Recent developments in the cybersecurity landscape have brought a renewed sense of urgency and importance to the need for secure organizations. Various federal entities, including the Department of Defense (DoD), Cybersecurity and Infrastructure Security Agency (CISA), and the White House, have all released updated guidelines and policies to address cyber defenses, preparedness, and skilled talent. In addition, the US Securities and Exchange Commission (SEC) has proposed new cybersecurity requirements that are expected to promote transparency and communication in the business sector.
However, while these efforts are commendable, they also introduce challenges for organizations that may not be prepared to meet the increased oversight and reporting requirements. Many security leaders currently lack the means to gather evidence and data to demonstrate their readiness to boards and executive leadership. As a result, less than 60% of organizations are confident in their breach readiness and incident response capabilities. Additionally, more than half of security leaders believe that their cybersecurity teams do not have the necessary data to properly respond to cyber threats.
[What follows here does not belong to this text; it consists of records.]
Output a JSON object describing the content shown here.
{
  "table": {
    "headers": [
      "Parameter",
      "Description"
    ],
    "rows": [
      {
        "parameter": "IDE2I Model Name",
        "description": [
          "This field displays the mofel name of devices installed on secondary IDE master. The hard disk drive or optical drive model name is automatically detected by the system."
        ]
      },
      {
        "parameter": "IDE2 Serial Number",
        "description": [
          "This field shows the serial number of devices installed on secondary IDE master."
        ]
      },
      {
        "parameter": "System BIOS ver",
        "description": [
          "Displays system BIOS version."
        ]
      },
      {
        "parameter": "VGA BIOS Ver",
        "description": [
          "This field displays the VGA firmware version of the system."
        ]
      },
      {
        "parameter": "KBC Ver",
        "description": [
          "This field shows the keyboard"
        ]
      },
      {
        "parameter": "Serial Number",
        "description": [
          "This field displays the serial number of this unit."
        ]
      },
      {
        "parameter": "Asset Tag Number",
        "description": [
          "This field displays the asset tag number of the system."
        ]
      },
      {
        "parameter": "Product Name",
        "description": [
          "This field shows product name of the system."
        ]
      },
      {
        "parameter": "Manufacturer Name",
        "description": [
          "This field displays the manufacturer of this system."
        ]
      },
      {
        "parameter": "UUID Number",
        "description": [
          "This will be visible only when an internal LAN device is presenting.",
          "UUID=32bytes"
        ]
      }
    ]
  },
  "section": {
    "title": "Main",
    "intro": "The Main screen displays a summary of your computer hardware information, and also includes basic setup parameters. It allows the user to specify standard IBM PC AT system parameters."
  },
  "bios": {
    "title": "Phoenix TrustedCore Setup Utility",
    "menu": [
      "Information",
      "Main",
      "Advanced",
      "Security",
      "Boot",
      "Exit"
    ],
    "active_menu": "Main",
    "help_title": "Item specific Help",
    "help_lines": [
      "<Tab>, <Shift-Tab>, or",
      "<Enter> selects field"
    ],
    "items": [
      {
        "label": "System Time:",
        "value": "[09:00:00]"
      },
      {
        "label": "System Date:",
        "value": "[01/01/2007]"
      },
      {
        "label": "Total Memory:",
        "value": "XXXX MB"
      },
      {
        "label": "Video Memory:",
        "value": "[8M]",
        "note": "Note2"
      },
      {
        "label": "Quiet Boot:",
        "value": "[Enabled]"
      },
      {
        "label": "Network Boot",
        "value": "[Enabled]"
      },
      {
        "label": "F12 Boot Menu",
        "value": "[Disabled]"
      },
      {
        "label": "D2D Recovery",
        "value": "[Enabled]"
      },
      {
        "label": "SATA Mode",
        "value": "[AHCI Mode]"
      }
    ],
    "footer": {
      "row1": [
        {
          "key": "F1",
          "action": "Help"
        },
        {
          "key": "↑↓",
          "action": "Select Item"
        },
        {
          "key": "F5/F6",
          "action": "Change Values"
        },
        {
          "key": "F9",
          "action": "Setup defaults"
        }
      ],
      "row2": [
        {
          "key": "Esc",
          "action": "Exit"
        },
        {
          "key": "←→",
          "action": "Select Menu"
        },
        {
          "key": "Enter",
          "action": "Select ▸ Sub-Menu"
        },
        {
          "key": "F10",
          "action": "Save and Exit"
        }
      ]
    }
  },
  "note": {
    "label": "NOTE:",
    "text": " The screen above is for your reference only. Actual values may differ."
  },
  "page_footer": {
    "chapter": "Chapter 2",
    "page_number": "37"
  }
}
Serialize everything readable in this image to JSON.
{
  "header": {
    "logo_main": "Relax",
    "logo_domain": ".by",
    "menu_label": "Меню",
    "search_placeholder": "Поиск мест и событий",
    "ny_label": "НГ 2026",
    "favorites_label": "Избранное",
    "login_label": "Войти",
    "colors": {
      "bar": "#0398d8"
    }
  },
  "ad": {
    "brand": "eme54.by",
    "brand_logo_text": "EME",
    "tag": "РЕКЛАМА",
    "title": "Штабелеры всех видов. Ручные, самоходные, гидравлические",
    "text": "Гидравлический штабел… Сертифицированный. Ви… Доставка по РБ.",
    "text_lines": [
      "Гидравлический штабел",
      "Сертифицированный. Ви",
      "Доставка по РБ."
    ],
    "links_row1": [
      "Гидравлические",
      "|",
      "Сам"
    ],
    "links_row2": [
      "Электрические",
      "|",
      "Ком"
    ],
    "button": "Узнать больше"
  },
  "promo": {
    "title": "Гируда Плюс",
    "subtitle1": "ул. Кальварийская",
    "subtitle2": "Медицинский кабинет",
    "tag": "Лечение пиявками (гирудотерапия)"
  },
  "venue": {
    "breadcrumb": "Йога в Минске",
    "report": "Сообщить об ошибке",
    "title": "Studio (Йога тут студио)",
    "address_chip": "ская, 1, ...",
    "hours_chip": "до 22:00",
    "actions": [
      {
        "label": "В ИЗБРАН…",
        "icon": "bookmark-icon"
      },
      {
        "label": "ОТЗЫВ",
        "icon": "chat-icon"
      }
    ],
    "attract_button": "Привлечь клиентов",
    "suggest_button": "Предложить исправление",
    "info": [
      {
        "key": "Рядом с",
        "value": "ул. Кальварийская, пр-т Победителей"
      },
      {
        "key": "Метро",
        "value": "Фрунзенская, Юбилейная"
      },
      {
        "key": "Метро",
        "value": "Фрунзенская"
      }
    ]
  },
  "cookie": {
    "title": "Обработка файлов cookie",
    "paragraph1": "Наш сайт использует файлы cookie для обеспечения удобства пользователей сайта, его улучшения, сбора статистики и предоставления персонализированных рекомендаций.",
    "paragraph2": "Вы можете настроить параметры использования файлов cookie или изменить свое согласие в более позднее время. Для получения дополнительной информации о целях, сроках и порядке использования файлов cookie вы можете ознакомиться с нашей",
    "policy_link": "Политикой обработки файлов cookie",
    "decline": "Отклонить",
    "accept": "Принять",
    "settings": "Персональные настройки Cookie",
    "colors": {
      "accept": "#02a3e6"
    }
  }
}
To address these challenges and comply with government guidelines, organizations must adopt more effective approaches to building and proving their cyber capabilities. This paradigm shift requires several key actions. Firstly, organizations need to provide specific metrics that can demonstrate their resilience and capabilities. Currently, the measurement of cybersecurity effectiveness is limited, hindering the ability to identify strengths and weaknesses. By establishing better methods for assessment and proof, organizations can advance their cyber resilience and respond to the pressure from boards to demonstrate cyber resilience.
Secondly, organizations should move away from relying solely on technological “spot solutions” to address cybersecurity challenges. While there is no shortage of security tools available, implementing them as standalone solutions can leave organizations vulnerable to attackers. Instead, organizations should consider consolidating their tools and focusing on building a capable workforce that can effectively respond to cyber threats. Gartner predicts that a focus on the human element will become increasingly important in the cybersecurity landscape.
Lastly, organizations need to prioritize a people-centric approach to cybersecurity. Traditional training methods such as certifications, table-top exercises, and classroom work may not be sufficient to combat the evolving nature of cyberattacks. Despite increased training investments, a significant percentage of cyber leaders do not believe their teams have the capabilities to respond to future attacks. To address this, hiring practices should be reevaluated to ensure that qualifications and certifications are not the sole determining factors. This approach is particularly important to address the ongoing staffing challenges and talent gap in the cybersecurity industry.
In conclusion, the recent emphasis on cybersecurity from various federal entities is a step in the right direction. However, it also highlights the need for organizations to adapt and improve their cybersecurity capabilities. By providing specific metrics, moving away from technological spot solutions, and adopting a people-centric approach, organizations can better position themselves to combat cyber threats and prove their resilience to boards and company leadership. With strategic metrics and proof points, cybersecurity leaders can align their organizations for defense in the ever-changing threat landscape.